Explaining her dire situation further, the thrice-married singer adds: “My sh*t-uation sexually/affectionately speaking is so dire that inanimate objects are starting to look good as are inappropriate and/or unavailable men and/or inappropriate and/or unavailable fruits and vegetables. I tell you yams are looking like the winners.”
That’s put me right off my salad.
She continues: “Needless to say what I do for a living makes it hard for me to find men that only want me cuz they like my (legendary) arse. Yet I am in the peak of my sexual prime and way too lovely to be living like a nun. and it’s VERY depressing.”
But while she’s declared open season on her sex life, O’Connor, who announced she was a lesbian in 2000 (and later clarified the statement to Entertainment Weekly in 2005), stipulates a series of deal-breakers.
Note to applicants:
“He must be no younger than 44.
“Must be living in Ireland but I don’t care if he is from the planet Zog.
“Must not be named Brian or Nigel.
“Must be blind enough to think I’m gorgeous.

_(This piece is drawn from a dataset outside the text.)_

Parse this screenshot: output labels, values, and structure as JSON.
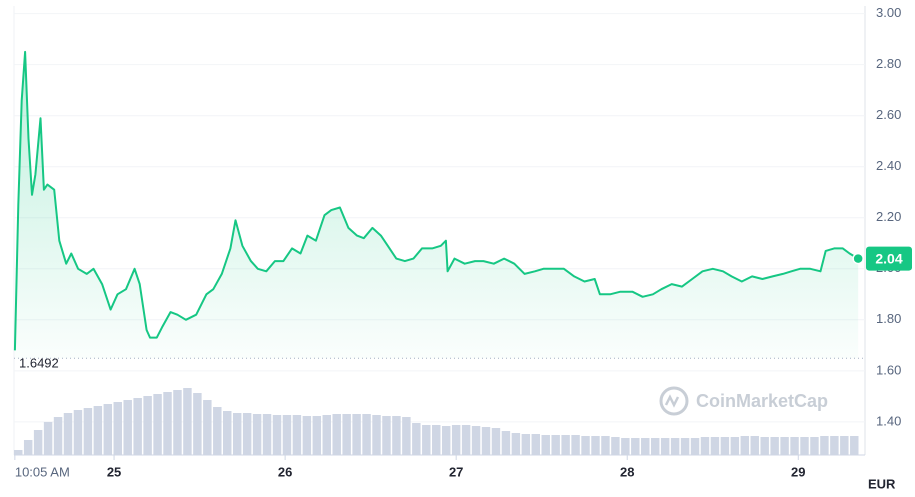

“Has to be employed. Am not fussy in what capacity generally but vehicle clampers need not apply.
“Leather trouser- wearing gardai, fire-men, rugby players, and Robert Downey-Junior will be given special consideration. As will literally anyone who applies.”
Oh, and some very important stipulations:
“I like me a hairy man so buffed and/or waxed need not apply.
“No hair gel.
“No hair dryer use.
“No hair dye.”
Also, ladies should not feel left out.
“I’ve had reasonable complaints from lesbians that they have been excluded,” writes O’Connor. “This was terribly remiss of me and I would now like to make it clear that women will also be very much considered.”
She signs off with, “I must end now as I have a hot date with a banana.”
O’Connor briefly called off her search, claiming to have found her elusive mate.
She wrote: “Search called off for now. Suitable man found.
“Filled by an extremely sweet, kind, very respectful, considerate but absolutely FILTHY minded, un-inhibited RUDE sex maniac named John. and no.. I don’t mean John Waters (ex partner and father to her daughter Brigidine).”
But the search was back on when she discovered that John had a pregnant girlfriend. Total deal-breaker. But she hasn’t given up hope, and is still taking applications.
“ALL applicants will receive replies but since there are literally hundreds of applicants, it may take a few weeks for me to respond to each one,” she adds.
But note, you “must have sweet heart and filthy mind.”
All applications are apparently being vetted by her (no doubt very busy) assistant.